Paul Krugman sul Sole 24ore:
È chiaro che la cosa giusta da fare è aspettare: l'economia dev'essere forte abbastanza da consentire alle banche centrali di usare la politica monetaria per compensare le contrazioni dell'attività economica innescate dall'austerità di bilancio. Ma no: i falchi del deficit esigono tagli in un momento in cui il tasso di disoccupazione nella zona euro rimane su livelli preoccupantemente alti e in molte nazioni i tassi d'interesse sono prossimi allo zero.
La crisi fiscale degli Stati non consente politiche economiche espansive, anzi, impone tagli di bilancio per ridurre il deficit; ma dall’altro lato queste politiche di riduzione e di tagli deprimono ulteriormente l’economia. Si tratta di una spirale dalla quale non si sa come uscire. Il processo di accumulazione subisce un ulteriore freno e si tenta di contenere la caduta del saggio del profitto aumentando il supersfruttamento (esemplare quanto sta succedendo a Pomigliano, ma non solo), nella “esternalizzazione”, nella manodopera a basso costo, si abbandona la produzione per la speculazione, ma i problemi restano e la deindustrializzazione e la disoccupazione non potranno che aumentare.

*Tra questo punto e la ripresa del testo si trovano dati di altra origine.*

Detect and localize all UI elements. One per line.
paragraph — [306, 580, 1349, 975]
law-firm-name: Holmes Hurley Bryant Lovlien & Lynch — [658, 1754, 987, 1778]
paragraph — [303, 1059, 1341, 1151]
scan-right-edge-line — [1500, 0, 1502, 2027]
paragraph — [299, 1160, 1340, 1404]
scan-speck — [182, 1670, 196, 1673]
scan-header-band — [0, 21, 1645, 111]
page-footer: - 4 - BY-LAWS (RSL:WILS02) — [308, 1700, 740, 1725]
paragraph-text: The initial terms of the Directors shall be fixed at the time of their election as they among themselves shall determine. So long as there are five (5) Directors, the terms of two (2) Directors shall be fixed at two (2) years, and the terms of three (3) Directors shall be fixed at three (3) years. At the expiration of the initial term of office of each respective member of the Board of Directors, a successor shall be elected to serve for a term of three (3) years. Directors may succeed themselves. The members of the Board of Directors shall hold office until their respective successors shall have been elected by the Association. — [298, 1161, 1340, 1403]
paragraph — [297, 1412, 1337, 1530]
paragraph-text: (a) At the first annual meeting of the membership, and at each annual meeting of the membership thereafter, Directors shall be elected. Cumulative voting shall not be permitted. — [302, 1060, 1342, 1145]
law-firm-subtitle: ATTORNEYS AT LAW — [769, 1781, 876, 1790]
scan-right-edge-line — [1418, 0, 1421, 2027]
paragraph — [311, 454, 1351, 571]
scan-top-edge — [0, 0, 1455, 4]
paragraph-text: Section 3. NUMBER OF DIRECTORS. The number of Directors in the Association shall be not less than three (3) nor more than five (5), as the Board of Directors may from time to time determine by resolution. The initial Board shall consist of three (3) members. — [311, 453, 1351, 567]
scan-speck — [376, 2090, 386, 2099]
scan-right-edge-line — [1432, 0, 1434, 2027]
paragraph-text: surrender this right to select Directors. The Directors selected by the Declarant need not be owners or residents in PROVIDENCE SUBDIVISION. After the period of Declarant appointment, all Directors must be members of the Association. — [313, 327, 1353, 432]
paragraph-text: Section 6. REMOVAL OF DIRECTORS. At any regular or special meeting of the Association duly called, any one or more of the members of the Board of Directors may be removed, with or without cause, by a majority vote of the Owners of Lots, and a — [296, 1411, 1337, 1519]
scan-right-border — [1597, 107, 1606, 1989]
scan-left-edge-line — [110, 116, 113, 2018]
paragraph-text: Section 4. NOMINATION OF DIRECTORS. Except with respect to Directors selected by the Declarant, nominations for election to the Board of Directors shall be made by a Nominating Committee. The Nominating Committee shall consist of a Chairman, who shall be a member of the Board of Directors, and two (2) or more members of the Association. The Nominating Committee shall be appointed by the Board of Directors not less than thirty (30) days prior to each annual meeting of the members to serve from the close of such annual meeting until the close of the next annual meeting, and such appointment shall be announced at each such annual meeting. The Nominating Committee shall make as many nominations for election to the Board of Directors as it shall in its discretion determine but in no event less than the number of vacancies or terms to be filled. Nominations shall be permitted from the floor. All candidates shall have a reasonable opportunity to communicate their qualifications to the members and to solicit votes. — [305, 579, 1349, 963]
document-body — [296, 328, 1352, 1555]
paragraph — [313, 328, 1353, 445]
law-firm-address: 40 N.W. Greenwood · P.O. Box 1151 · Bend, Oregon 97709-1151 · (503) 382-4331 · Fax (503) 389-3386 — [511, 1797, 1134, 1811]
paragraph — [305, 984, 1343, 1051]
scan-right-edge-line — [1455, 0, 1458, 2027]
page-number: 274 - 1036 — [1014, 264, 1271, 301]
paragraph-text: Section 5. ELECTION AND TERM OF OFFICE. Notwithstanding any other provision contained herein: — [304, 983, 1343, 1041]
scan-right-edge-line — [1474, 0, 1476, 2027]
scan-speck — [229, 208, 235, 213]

È finita un’epoca e le ristrutturazioni, le operazioni di cosmesi, non bastano a rimettere in moto il ciclo di accumulazione a livelli decenti. Non potranno che aumentare le tensioni internazionali, la lotta per il controllo delle risorse e dei mercati, così come le tensioni interne, sociali, finora contenute con un largo ricorso alla spesa pubblica.
Negli anni Trenta se ne uscì nel modo che conosciamo.